Ao ouvir o trabalho da Orkestra Rumpilezz entendendo que a estética do projeto incorpora o conhecimento ancestral ao formato de big band jazzística - "Rumpilezz" é a soma dos tambores do candomblé Rum, Rumpi e Lê ao jazz -, sem cordas, com a percussão na "sala de estar" e os sopros ao fundo, percebemos não só um novo enunciado, mas uma nova maneira de enunciar: a reafirmação de uma maneira outra de ver, se portar e de falar sobre o mundo. Aproximar Manoel dos Reis Machado, o Mestre Bimba, educador e inventor da capoeira regional (essa que conhecemos, com música e ginga) de Ogum, orixá guerreiro, na música que encerra o disco, parece uma pista sobre o rico manancial de onde bebe a criatividade de Letieres e toda a Rumpilezz - e como transformam tudo isso em música!
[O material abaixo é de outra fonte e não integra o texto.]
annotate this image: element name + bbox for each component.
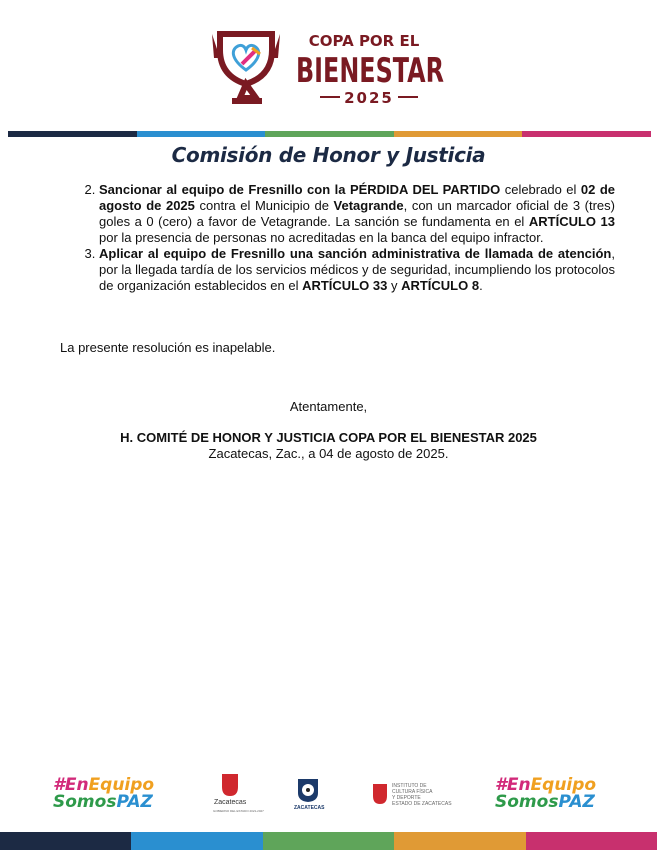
zacatecas-football-crest-icon	[296, 777, 320, 803]
bold-text: Vetagrande	[333, 198, 404, 213]
place-date: Zacatecas, Zac., a 04 de agosto de 2025.	[208, 446, 449, 461]
zacatecas-label: Zacatecas	[214, 799, 247, 806]
institute-label: INSTITUTO DE CULTURA FÍSICA Y DEPORTE ESTADO DE ZACATECAS	[392, 783, 452, 807]
resolution-item	[99, 246, 615, 294]
bold-text: ARTÍCULO 33	[302, 278, 388, 293]
bold-text: Sancionar al equipo de Fresnillo con la PÉRDIDA DEL PARTIDO	[99, 182, 501, 197]
bold-text: ARTÍCULO 8	[401, 278, 480, 293]
text: celebrado el	[500, 182, 581, 197]
top-color-bar	[8, 131, 651, 137]
committee-name: H. COMITÉ DE HONOR Y JUSTICIA COPA POR EL BIENESTAR 2025	[120, 430, 537, 445]
resolution-list	[80, 182, 615, 294]
hashtag-logo-right: #EnEquipo SomosPAZ	[495, 775, 597, 812]
crest-label: ZACATECAS	[294, 805, 325, 811]
text: contra el Municipio de	[194, 198, 334, 213]
text: , por la llegada tardía de los servicios médicos y de seguridad, incumpliendo los protocolos de organización establecidos en el	[99, 246, 615, 293]
resolution-item	[99, 182, 615, 246]
text: por la presencia de personas no acreditadas en la banca del equipo infractor.	[99, 230, 544, 245]
text: .	[479, 278, 483, 293]
salutation: Atentamente,	[289, 399, 368, 414]
copa-bienestar-logo	[212, 28, 452, 108]
bold-text: Aplicar al equipo de Fresnillo una sanción administrativa de llamada de atención	[99, 246, 612, 261]
zacatecas-sublabel: GOBIERNO DEL ESTADO 2021-2027	[213, 809, 264, 813]
closing-statement: La presente resolución es inapelable.	[60, 340, 276, 355]
bottom-color-bar	[0, 832, 657, 850]
svg-text:COPA POR EL: COPA POR EL	[308, 32, 420, 50]
bold-text: ARTÍCULO 13	[528, 214, 616, 229]
zacatecas-shield-icon	[221, 773, 239, 797]
footer-logos	[0, 773, 657, 823]
svg-text:2025: 2025	[344, 89, 394, 107]
page-title: Comisión de Honor y Justicia	[171, 143, 486, 167]
hashtag-logo-left: #EnEquipo SomosPAZ	[53, 775, 155, 812]
institute-shield-icon	[372, 783, 388, 805]
bold-text: 02 de agosto de 2025	[99, 182, 615, 213]
svg-text:BIENESTAR: BIENESTAR	[296, 51, 444, 91]
text: , con un marcador oficial de 3 (tres) goles a 0 (cero) a favor de Vetagrande. La sanción se fundamenta en el	[99, 198, 615, 229]
text: y	[387, 278, 402, 293]
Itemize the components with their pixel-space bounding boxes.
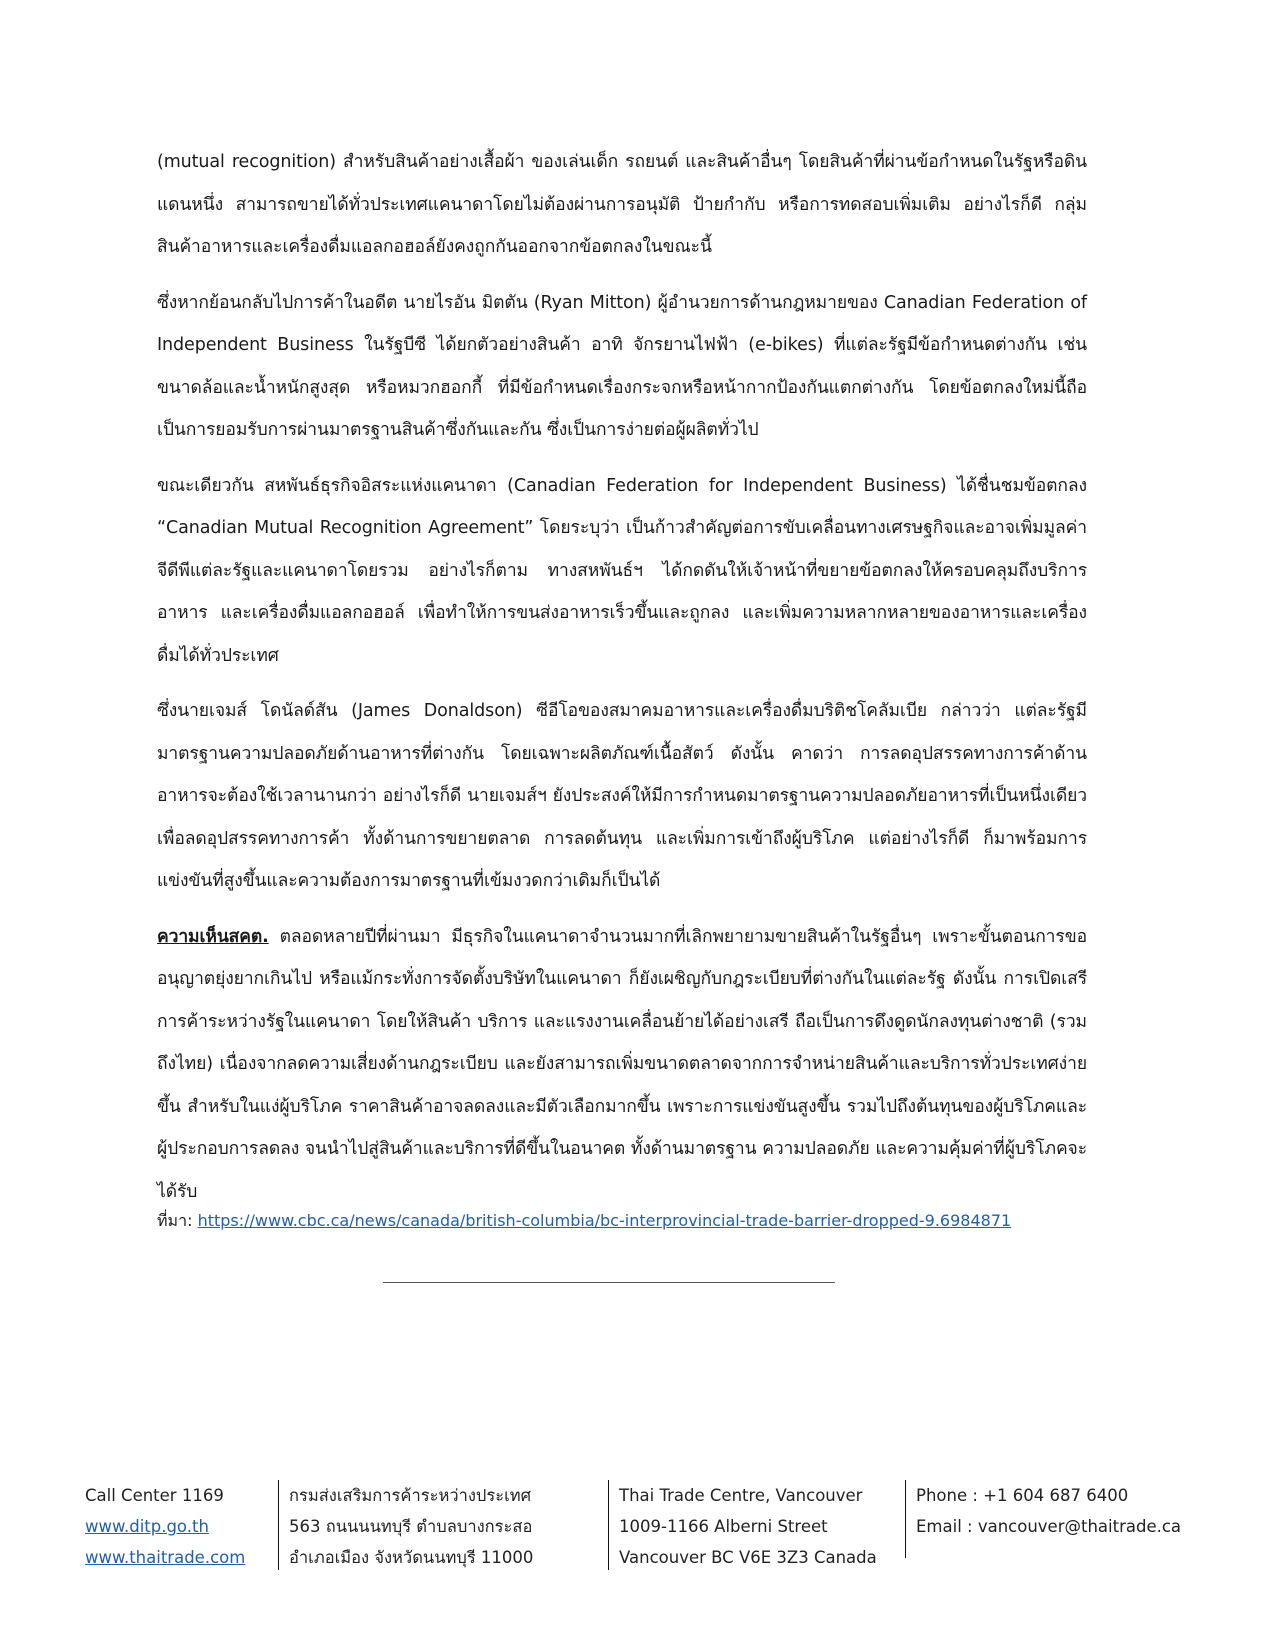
- source-link[interactable]: https://www.cbc.ca/news/canada/british-columbia/bc-interprovincial-trade-barrier-dropped-9.6984871: [197, 1211, 1012, 1230]
- document-body: [157, 141, 1087, 1235]
- ditp-address-line1: 563 ถนนนนทบุรี ตำบลบางกระสอ: [289, 1517, 533, 1536]
- thaitrade-link[interactable]: www.thaitrade.com: [85, 1548, 246, 1567]
- office-name: Thai Trade Centre, Vancouver: [619, 1486, 863, 1505]
- page-footer: [85, 1480, 1215, 1570]
- source-line: [157, 1207, 1087, 1235]
- footer-vancouver-address-column: [608, 1480, 877, 1570]
- ditp-link[interactable]: www.ditp.go.th: [85, 1517, 209, 1536]
- email-text: Email : vancouver@thaitrade.ca: [916, 1517, 1182, 1536]
- footer-contact-column: [85, 1480, 245, 1573]
- opinion-text: ตลอดหลายปีที่ผ่านมา มีธุรกิจในแคนาดาจำนวนมากที่เลิกพยายามขายสินค้าในรัฐอื่นๆ เพราะขั้นตอนการขออนุญาตยุ่งยากเกินไป หรือแม้กระทั่งการจัดตั้งบริษัทในแคนาดา ก็ยังเผชิญกับกฎระเบียบที่ต่างกันในแต่ละรัฐ ดังนั้น การเปิดเสรีการค้าระหว่างรัฐในแคนาดา โดยให้สินค้า บริการ และแรงงานเคลื่อนย้ายได้อย่างเสรี ถือเป็นการดึงดูดนักลงทุนต่างชาติ (รวมถึงไทย) เนื่องจากลดความเสี่ยงด้านกฎระเบียบ และยังสามารถเพิ่มขนาดตลาดจากการจำหน่ายสินค้าและบริการทั่วประเทศง่ายขึ้น สำหรับในแง่ผู้บริโภค ราคาสินค้าอาจลดลงและมีตัวเลือกมากขึ้น เพราะการแข่งขันสูงขึ้น รวมไปถึงต้นทุนของผู้บริโภคและผู้ประกอบการลดลง จนนำไปสู่สินค้าและบริการที่ดีขึ้นในอนาคต ทั้งด้านมาตรฐาน ความปลอดภัย และความคุ้มค่าที่ผู้บริโภคจะได้รับ: [157, 926, 1087, 1202]
- separator-line: [383, 1282, 835, 1283]
- footer-ditp-address-column: [278, 1480, 533, 1570]
- office-city: Vancouver BC V6E 3Z3 Canada: [619, 1548, 877, 1567]
- office-street: 1009-1166 Alberni Street: [619, 1517, 828, 1536]
- ditp-name: กรมส่งเสริมการค้าระหว่างประเทศ: [289, 1486, 532, 1505]
- paragraph-mutual-recognition: (mutual recognition) สำหรับสินค้าอย่างเสื้อผ้า ของเล่นเด็ก รถยนต์ และสินค้าอื่นๆ โดยสินค้าที่ผ่านข้อกำหนดในรัฐหรือดินแดนหนึ่ง สามารถขายได้ทั่วประเทศแคนาดาโดยไม่ต้องผ่านการอนุมัติ ป้ายกำกับ หรือการทดสอบเพิ่มเติม อย่างไรก็ดี กลุ่มสินค้าอาหารและเครื่องดื่มแอลกอฮอล์ยังคงถูกกันออกจากข้อตกลงในขณะนี้: [157, 152, 1087, 257]
- opinion-label: ความเห็นสคต.: [157, 926, 269, 947]
- footer-phone-email-column: [905, 1480, 1181, 1558]
- phone-text: Phone : +1 604 687 6400: [916, 1486, 1129, 1505]
- paragraph-ryan-mitton: ซึ่งหากย้อนกลับไปการค้าในอดีต นายไรอัน มิตตัน (Ryan Mitton) ผู้อำนวยการด้านกฎหมายของ Canadian Federation of Independent Business ในรัฐบีซี ได้ยกตัวอย่างสินค้า อาทิ จักรยานไฟฟ้า (e-bikes) ที่แต่ละรัฐมีข้อกำหนดต่างกัน เช่น ขนาดล้อและน้ำหนักสูงสุด หรือหมวกฮอกกี้ ที่มีข้อกำหนดเรื่องกระจกหรือหน้ากากป้องกันแตกต่างกัน โดยข้อตกลงใหม่นี้ถือเป็นการยอมรับการผ่านมาตรฐานสินค้าซึ่งกันและกัน ซึ่งเป็นการง่ายต่อผู้ผลิตทั่วไป: [157, 292, 1087, 440]
- paragraph-cfib: ขณะเดียวกัน สหพันธ์ธุรกิจอิสระแห่งแคนาดา (Canadian Federation for Independent Business) ได้ชื่นชมข้อตกลง “Canadian Mutual Recognition Agreement” โดยระบุว่า เป็นก้าวสำคัญต่อการขับเคลื่อนทางเศรษฐกิจและอาจเพิ่มมูลค่าจีดีพีแต่ละรัฐและแคนาดาโดยรวม อย่างไรก็ตาม ทางสหพันธ์ฯ ได้กดดันให้เจ้าหน้าที่ขยายข้อตกลงให้ครอบคลุมถึงบริการ อาหาร และเครื่องดื่มแอลกอฮอล์ เพื่อทำให้การขนส่งอาหารเร็วขึ้นและถูกลง และเพิ่มความหลากหลายของอาหารและเครื่องดื่มได้ทั่วประเทศ: [157, 475, 1087, 666]
- source-label: ที่มา:: [157, 1211, 198, 1230]
- paragraph-james-donaldson: ซึ่งนายเจมส์ โดนัลด์สัน (James Donaldson) ซีอีโอของสมาคมอาหารและเครื่องดื่มบริติชโคลัมเบีย กล่าวว่า แต่ละรัฐมีมาตรฐานความปลอดภัยด้านอาหารที่ต่างกัน โดยเฉพาะผลิตภัณฑ์เนื้อสัตว์ ดังนั้น คาดว่า การลดอุปสรรคทางการค้าด้านอาหารจะต้องใช้เวลานานกว่า อย่างไรก็ดี นายเจมส์ฯ ยังประสงค์ให้มีการกำหนดมาตรฐานความปลอดภัยอาหารที่เป็นหนึ่งเดียว เพื่อลดอุปสรรคทางการค้า ทั้งด้านการขยายตลาด การลดต้นทุน และเพิ่มการเข้าถึงผู้บริโภค แต่อย่างไรก็ดี ก็มาพร้อมการแข่งขันที่สูงขึ้นและความต้องการมาตรฐานที่เข้มงวดกว่าเดิมก็เป็นได้: [157, 701, 1087, 891]
- call-center-text: Call Center 1169: [85, 1486, 224, 1505]
- paragraph-opinion: [157, 916, 1087, 1214]
- ditp-address-line2: อำเภอเมือง จังหวัดนนทบุรี 11000: [289, 1548, 534, 1567]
Ouça o berimbau criando texturas, a tuba fazendo as vezes de baixo, gerando o mesmo pulso, mas dando outra cara às sessões mais próximas do jazz tradicional. A atabaqueria! Uma "bateria" cujos tambores foram substituídos pelos atabaques do candomblé. Separe as texturas dessa big band, num exercício, e perceba como tudo faz sentido: os metais dando as cores dramáticas da travessia, os pratos fazendo as vagas do mar, os solos descolando uma textura-personagem, uma visão solitária que conversa com todo o contexto e nos coloca em contato com o desespero, a tristeza e a possibilidade de uma resignação dos vencidos que não se confirma nunca: transforma-se em catarse no som da Orkestra. Escurte e confime:

 

 

Tendo todo este pano de fundo, observamos melhor a fala de Letieres quando diz que a música na Bahia é um tronco, representado pelo candomblé, e os galhos são os ajuntamentos urbanos como o Ilê Aiyê, a Timbalada, o Olodum, os afoxés e, adentrando os palcos, a própria Rumpilezz. Não é possível ouvir o que está n'A Saga da Travessia e ficar imune aos signos e símbolos do som, aos significados que a amálgama de Letieres nos dá: não é preciso ir à Bahia para sentir a potência deste estudo, desta prática. É um disco que transporta o ouvinte para outros planos de percepção acerca do seu próprio cotidiano, daquilo que ali escuta e desfruta: o disco conta uma outra história da música brasileira.